The CBGB scene of New York in the 1970s was a monumental time in popular culture. The New York Dolls, Ramones, Blondie, Talking Heads, Patti Smith; many of the most influential American musical figures of the era cut their teeth at that dingy bar in SoHo. Television was another legendary outfit that germinated and first found success in that sweaty hole.
These days they are one of the most well-respected guitar bands of all time. Their 1977 debut album, Marquee Moon, features some of the most iconic six-string licks of the whole scene. Hooky, complex and imagery laden, tracks like ‘See No Evil, ‘Marquee Moon’ and ‘Prove It’, cemented Tom Verlaine and the band CBGB’s very own guitar heroes. Their playing went far beyond anything that the New York Dolls had done, and with a minimalist outlook, set the foundations for future guitar pioneers Sonic Youth, Dinosaur Jr., and more recently, bands like Ought.

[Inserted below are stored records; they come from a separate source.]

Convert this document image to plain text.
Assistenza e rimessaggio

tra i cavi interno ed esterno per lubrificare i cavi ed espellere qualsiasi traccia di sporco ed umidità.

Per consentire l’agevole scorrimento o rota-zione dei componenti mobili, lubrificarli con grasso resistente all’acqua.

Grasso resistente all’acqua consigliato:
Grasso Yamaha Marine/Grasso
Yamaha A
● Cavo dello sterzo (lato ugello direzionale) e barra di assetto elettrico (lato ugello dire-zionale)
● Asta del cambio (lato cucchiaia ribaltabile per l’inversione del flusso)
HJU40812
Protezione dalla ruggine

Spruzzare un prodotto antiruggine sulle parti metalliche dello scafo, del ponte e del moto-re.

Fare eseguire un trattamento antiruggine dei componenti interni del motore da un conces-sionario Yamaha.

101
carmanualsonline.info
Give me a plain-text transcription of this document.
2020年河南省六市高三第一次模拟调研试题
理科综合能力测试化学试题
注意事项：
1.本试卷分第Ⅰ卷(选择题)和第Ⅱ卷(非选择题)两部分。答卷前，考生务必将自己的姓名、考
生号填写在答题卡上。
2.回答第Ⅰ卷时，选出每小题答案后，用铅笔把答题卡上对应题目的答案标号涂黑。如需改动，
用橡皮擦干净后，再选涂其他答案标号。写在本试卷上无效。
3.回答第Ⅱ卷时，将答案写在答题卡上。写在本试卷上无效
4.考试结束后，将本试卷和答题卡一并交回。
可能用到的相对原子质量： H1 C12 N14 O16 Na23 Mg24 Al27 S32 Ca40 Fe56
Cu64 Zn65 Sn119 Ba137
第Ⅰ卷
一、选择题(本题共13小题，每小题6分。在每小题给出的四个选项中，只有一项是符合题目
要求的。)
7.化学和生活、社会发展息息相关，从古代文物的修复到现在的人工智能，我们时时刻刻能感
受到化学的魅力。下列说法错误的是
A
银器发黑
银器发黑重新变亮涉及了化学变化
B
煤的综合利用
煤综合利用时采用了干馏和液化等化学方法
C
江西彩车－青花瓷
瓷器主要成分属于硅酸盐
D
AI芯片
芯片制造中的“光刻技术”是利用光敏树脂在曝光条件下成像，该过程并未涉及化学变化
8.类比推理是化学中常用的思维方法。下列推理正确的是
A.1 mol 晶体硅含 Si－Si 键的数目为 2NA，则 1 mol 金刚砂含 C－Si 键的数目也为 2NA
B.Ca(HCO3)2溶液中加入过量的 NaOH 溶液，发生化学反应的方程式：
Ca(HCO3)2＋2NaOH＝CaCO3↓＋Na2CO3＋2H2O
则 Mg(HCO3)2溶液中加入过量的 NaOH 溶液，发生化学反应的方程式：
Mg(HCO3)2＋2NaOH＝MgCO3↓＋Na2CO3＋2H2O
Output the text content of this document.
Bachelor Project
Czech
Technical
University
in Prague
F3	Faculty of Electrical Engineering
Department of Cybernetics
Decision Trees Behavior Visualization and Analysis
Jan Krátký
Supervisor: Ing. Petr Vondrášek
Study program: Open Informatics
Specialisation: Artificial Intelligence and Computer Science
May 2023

One classic feature of Television’s career is that punk icon, Richard Hell, was their original bassist. This was before he and former New York Dolls guitarist Johnny Thunders formed The Heartbreakers, which he also quickly left to form The Voidoids. Hell and Television frontman Tom Verlaine had met in school and became great friends. In fact, they even ran away from school and were arrested by the police for a spat on minor crimes before they moved to New York as young adults.
When Verlaine and Hell reconvened in New York in the early ’70s, they formed The Neon Boys with drummer Billy Ficca. In March that year, they hired second guitarist Richard Lloyd and renamed themselves Television.
In Television’s early days, the songwriting duties were split evenly between Hell and Verlaine, with Lloyd often adding parts to the mix. As the band started to gig and find their sound, tensions arose as Verlaine, Lloyd and Ficca developed their artistry and began experimenting with instrumentation and composition. Hell being Hell, he remained untrained in his musical style, and so the cracks started to show.
Verlaine felt that Hell’s manic onstage behaviour was overshadowing his songs and is alleged to have told him to “stop jumping around” during a set. It is also said that sometimes, he refused to play Hell’s songs, such as ‘Blank Generation’, which would become a signature of his and The Voidoids after departing Television.
A pre-fame Patti Smith wrote a piece on one of these early Television shows in an edition of The Soho Weekly. Of their unrelenting bassist, she said: “Hell raises it. He’s real neat, totally Highway 61. Tufted hair, perfect shades and a grey-blue gabardine suit reputed to have graced the frame of Raymond Chandler. The way he moves is so insane like a spastic Chuck Berry like as if the strangest spade was doing the split on desolation row.”
Smith opined: “His bass is total trash. A metallic gold fleck piece of shit he got in some pawnshop for $41. He has a driving monotonous way of playing it that comes on real sexy. He’s also a real fast mouth, spits those jokes from the spleen and keeps them coming.”
The conflict became to much to bear, and after the band were picked up by Island Records, Hell decided it was time to follow his own path. In 1975, he joined Thunders in The Heartbreakers, but then left to form his own outfit, The Voidoids in 1976.
Their debut album, Blank Generation, would become one of the most important pieces of art-punk ever made. It had a huge impact on The Clash, Sex Pistols, Sonic Youth and Minutemen, and showed that Hell was right in following his convictions and carving out his own colossal legacy.